The time in Oklahoma was a surprise and a great pleasure, or many great pleasures of rather differing sorts. What I had not expected was so much beauty and style … on my first evening being taken around a tiny but exquisite garden, full of corners where strawberries grow, dark purple iris in clumps here and there, many ornamental trees. Jim Yoch is an exceedingly civilized young man, a man of many gifts (his field is the Renaissance and he has all his students acting scenes from Shakespeare in class). Sensitivity to other people is quite rare in the degree to which one feels it in him.
I was not surprised but deeply moved by the open tilled fields and the great skies … and the air wonderfully fresh like a cool white wine the whole time I was there. One has to get used to a whole town where there are few houses of more than one story, a horizontal town, the residential streets rich in trees. I enjoyed the change of pace, the slowness of speech, unhurried response in hotels and restaurants. Only I was pressed, rushing from one class or luncheon to another, envying the students lying around on the grass.

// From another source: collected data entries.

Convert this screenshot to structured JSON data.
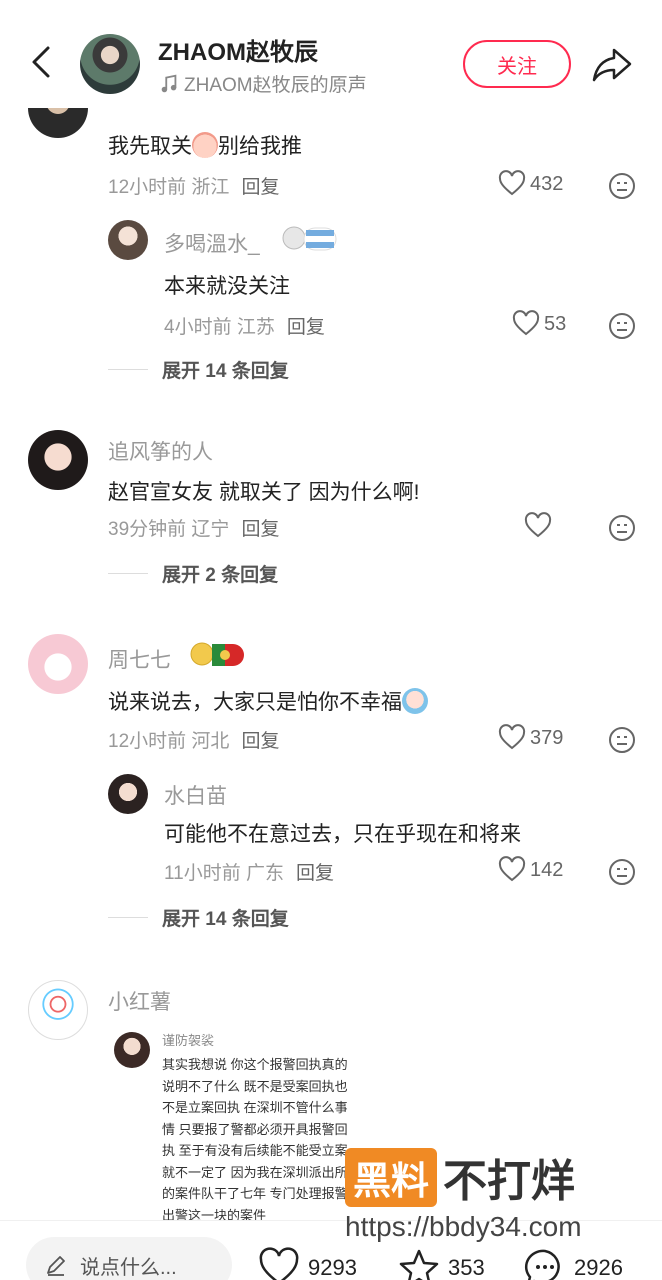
{
  "header": {
    "title": "ZHAOM赵牧辰",
    "subtitle": "ZHAOM赵牧辰的原声",
    "follow_label": "关注"
  },
  "comments": [
    {
      "text": "我先取关",
      "text_after": "别给我推",
      "time": "12小时前",
      "location": "浙江",
      "reply_label": "回复",
      "likes": "432",
      "replies": [
        {
          "name": "多喝溫水_",
          "text": "本来就没关注",
          "time": "4小时前",
          "location": "江苏",
          "reply_label": "回复",
          "likes": "53"
        }
      ],
      "expand_label": "展开 14 条回复"
    },
    {
      "name": "追风筝的人",
      "text": "赵官宣女友 就取关了 因为什么啊!",
      "time": "39分钟前",
      "location": "辽宁",
      "reply_label": "回复",
      "likes": "",
      "expand_label": "展开 2 条回复"
    },
    {
      "name": "周七七",
      "text": "说来说去，大家只是怕你不幸福",
      "time": "12小时前",
      "location": "河北",
      "reply_label": "回复",
      "likes": "379",
      "replies": [
        {
          "name": "水白苗",
          "text": "可能他不在意过去，只在乎现在和将来",
          "time": "11小时前",
          "location": "广东",
          "reply_label": "回复",
          "likes": "142"
        }
      ],
      "expand_label": "展开 14 条回复"
    },
    {
      "name": "小红薯",
      "repost": {
        "name": "谨防袈裟",
        "lines": [
          "其实我想说 你这个报警回执真的",
          "说明不了什么 既不是受案回执也",
          "不是立案回执 在深圳不管什么事",
          "情 只要报了警都必须开具报警回",
          "执 至于有没有后续能不能受立案",
          "就不一定了 因为我在深圳派出所",
          "的案件队干了七年 专门处理报警",
          "出警这一块的案件"
        ]
      }
    }
  ],
  "watermark": {
    "box": "黑料",
    "text": "不打烊",
    "url": "https://bbdy34.com"
  },
  "bottom_bar": {
    "input_placeholder": "说点什么...",
    "likes": "9293",
    "favorites": "353",
    "comments": "2926"
  },
  "colors": {
    "accent": "#ff2a4f",
    "watermark": "#f08a24"
  }
}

What I had not expected was to find such a fine enthusiastic group of young women instructors and graduate students, deep into the Journal and Mrs. Stevens and As We Are Now. The audience for the poetry reading was not large, but the discussion next day for two hours with groups of students, men and women, who came and went as their classes permitted, was one of the best I have ever experienced. They are keenly involved in Woman’s Lib (Adrienne Rich has been there this year) in the most authentic way, that is, trying to direct their own lives into channels where they can be fruitful as individuals, yet also marry and have children. They are living it all on the pulse, which means they cannot be arbitrary and merely theoretical. It did me good to realize that I can be helpful, that everything that has been so lonely in my own struggle is now very much in the air and relevant.
But all the good discussion and the praise (how new to me to find lots of people have read the work!) is at the opposite pole, of course, from creation. And when I come back from these trips I feel depleted in that part of me, empty, and in a curious way desolate—like a woman exhausted by giving birth.